1. Field of the Invention
The present invention relates generally to fiber lasers.
2. Description of the Related Art
When pumped with a light signal (e.g., at wavelengths of 800, 980 or 1480 nm), erbium-doped optical fibers have a broad laser transition near .lambda.=1.55 .mu.m which is substantially coincident with an optical-attenuation minimum in silica glass. Because of this coincidence, their high gain, simplicity and compact size and their inherent compatibility with optical fiber transmission lines and semiconductor pump lasers, erbium fiber lasers are particularly suited for a variety of laser applications (e.g., as repeaters and local oscillators) in fiber-based optical systems (e.g., communication systems and radar systems). The fiber laser's suitability for these applications is considerably enhanced if it can generate a single-frequency output signal.
Single frequency erbium-doped fiber lasers have been described in various references. In a first exemplary reference (Zyskind, J. L., et al., "Short Single Frequency Erbium-Doped Fibre Laser, IEE Electronics Letters, Vol. 28, No. 15, July, 1992, pp. 1385-1387), both optical feedback and wavelength selectivity were realized with fiber gratings. The gratings were formed in the fiber with refractive index changes that were induced with short wavelength (e.g., .about.240 nm) radiation. Singlemode operation was obtained by configuring the cavity (between the gratings) short enough to realize mode spacing that was comparable to the bandwidth of the grating. The fiber was pumped through a wavelength-division-multiplexing coupler.
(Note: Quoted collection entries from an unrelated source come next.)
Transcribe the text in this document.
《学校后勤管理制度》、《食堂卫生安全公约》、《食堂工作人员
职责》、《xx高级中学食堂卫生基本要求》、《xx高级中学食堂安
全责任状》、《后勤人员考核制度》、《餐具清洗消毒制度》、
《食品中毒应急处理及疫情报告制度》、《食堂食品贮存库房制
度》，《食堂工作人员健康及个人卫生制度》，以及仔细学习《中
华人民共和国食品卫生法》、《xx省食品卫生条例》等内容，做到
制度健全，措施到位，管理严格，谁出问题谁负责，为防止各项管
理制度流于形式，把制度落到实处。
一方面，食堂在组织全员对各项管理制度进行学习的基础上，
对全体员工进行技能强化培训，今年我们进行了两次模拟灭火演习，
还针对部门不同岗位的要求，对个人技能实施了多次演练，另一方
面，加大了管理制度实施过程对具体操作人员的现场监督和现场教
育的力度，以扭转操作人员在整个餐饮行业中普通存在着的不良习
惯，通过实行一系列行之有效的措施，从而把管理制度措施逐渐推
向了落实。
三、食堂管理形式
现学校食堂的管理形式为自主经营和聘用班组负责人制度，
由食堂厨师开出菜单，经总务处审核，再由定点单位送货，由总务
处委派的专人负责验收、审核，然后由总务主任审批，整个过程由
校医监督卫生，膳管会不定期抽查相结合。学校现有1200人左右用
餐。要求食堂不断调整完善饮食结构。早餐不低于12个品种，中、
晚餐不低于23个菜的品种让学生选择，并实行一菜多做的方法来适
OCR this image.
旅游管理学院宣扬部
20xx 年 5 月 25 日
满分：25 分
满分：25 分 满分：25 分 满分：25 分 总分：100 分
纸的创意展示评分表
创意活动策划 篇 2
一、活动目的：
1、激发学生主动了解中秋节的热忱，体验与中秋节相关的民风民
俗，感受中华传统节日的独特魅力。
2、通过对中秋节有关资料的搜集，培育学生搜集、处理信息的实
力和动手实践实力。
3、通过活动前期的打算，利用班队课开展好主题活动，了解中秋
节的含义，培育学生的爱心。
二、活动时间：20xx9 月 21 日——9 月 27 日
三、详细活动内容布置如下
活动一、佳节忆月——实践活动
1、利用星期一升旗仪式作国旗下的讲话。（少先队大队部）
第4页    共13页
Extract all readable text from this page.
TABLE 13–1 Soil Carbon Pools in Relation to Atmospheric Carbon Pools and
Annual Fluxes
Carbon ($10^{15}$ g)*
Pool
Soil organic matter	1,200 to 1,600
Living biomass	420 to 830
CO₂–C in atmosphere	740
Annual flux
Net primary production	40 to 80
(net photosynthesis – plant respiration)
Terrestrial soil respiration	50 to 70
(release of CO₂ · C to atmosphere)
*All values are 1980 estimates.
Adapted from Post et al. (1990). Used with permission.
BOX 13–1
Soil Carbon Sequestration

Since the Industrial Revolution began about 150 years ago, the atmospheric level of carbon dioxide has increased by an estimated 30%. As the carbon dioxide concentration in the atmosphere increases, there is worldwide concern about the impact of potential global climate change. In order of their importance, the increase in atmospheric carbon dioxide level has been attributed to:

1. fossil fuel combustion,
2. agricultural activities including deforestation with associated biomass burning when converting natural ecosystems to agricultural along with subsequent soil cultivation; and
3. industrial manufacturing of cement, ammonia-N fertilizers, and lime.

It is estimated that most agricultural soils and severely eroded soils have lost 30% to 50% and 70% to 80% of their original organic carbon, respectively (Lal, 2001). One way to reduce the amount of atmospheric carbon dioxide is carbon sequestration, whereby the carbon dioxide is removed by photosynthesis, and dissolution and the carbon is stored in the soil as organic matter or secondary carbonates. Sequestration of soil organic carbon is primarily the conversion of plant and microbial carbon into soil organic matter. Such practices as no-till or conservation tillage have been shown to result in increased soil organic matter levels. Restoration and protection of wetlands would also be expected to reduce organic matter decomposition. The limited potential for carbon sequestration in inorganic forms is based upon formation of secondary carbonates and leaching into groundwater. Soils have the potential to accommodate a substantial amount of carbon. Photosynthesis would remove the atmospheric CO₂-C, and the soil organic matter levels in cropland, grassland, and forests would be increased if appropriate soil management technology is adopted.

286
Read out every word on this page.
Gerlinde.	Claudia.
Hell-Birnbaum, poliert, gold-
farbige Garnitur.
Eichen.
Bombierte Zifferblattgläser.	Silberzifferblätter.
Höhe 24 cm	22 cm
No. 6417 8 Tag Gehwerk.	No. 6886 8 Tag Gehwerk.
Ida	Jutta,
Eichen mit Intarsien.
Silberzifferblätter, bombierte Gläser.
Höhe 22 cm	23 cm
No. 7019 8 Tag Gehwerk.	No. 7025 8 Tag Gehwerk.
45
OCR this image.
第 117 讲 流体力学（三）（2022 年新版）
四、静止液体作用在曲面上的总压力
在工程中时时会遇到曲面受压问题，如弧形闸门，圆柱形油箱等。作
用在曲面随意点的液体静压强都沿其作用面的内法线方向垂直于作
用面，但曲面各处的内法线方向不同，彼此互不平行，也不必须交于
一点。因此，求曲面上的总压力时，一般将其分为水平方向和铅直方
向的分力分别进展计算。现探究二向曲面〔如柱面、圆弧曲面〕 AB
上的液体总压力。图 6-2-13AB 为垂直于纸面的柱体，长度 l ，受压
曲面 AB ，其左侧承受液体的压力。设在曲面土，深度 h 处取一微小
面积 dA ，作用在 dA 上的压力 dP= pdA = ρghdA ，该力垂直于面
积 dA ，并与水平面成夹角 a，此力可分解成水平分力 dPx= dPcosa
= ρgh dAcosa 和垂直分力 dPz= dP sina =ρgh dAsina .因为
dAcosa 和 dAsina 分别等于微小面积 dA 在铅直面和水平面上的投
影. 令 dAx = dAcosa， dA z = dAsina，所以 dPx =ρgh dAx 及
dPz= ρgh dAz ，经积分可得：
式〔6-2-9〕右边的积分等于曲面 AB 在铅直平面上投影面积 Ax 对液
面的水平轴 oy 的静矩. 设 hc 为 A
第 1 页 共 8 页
In a second exemplary reference (Ball, G. A., et al., "60 mW 1.5 mm Single-Frequency Low-Noise Fiber Laser MOPA", IEEE Photonics Technology Letters, Vol. 6, No. 2, February, 1994, pp. 192-194), an erbium-doped fiber laser system was described that had a spacing of .about.2.5 cm between a pair of Bragg gratings. These intracore structures provided cavity feedback and mode selectivity. When the laser was pumped at 1480 nm, the polarization of the output signal was found to be elliptical with .about.85% of the power along the elliptical major axis and .about.15% along the elliptical minor axis. This fiber laser system also incorporated an analog noise feedback loop which suppressed intensity noise in the laser output by modifying a drive current of the system's laser pump.
Although the erbium fiber lasers of these references obtain single-frequency operation, they fail to provide structures capable of realizing linearly-polarized output signals. Linearly-polarized light is required for proper operation of many optical-processing devices. For example, intensity modulators (such as a Mach-Zehnder interferometer) typically combine phase-shifted, linearly-polarized signals to obtain an intensity-modulated output signal.
Accordingly, these conventional fiber lasers must generally be supplemented with a polarizer (e.g., a dichroic polarizer or a polarizing beam splitter) to be compatible with many optical systems. The size and cost of these optical systems are therefore increased. In addition, system efficiency is degraded because a polarizer will significantly reduce the laser's output power.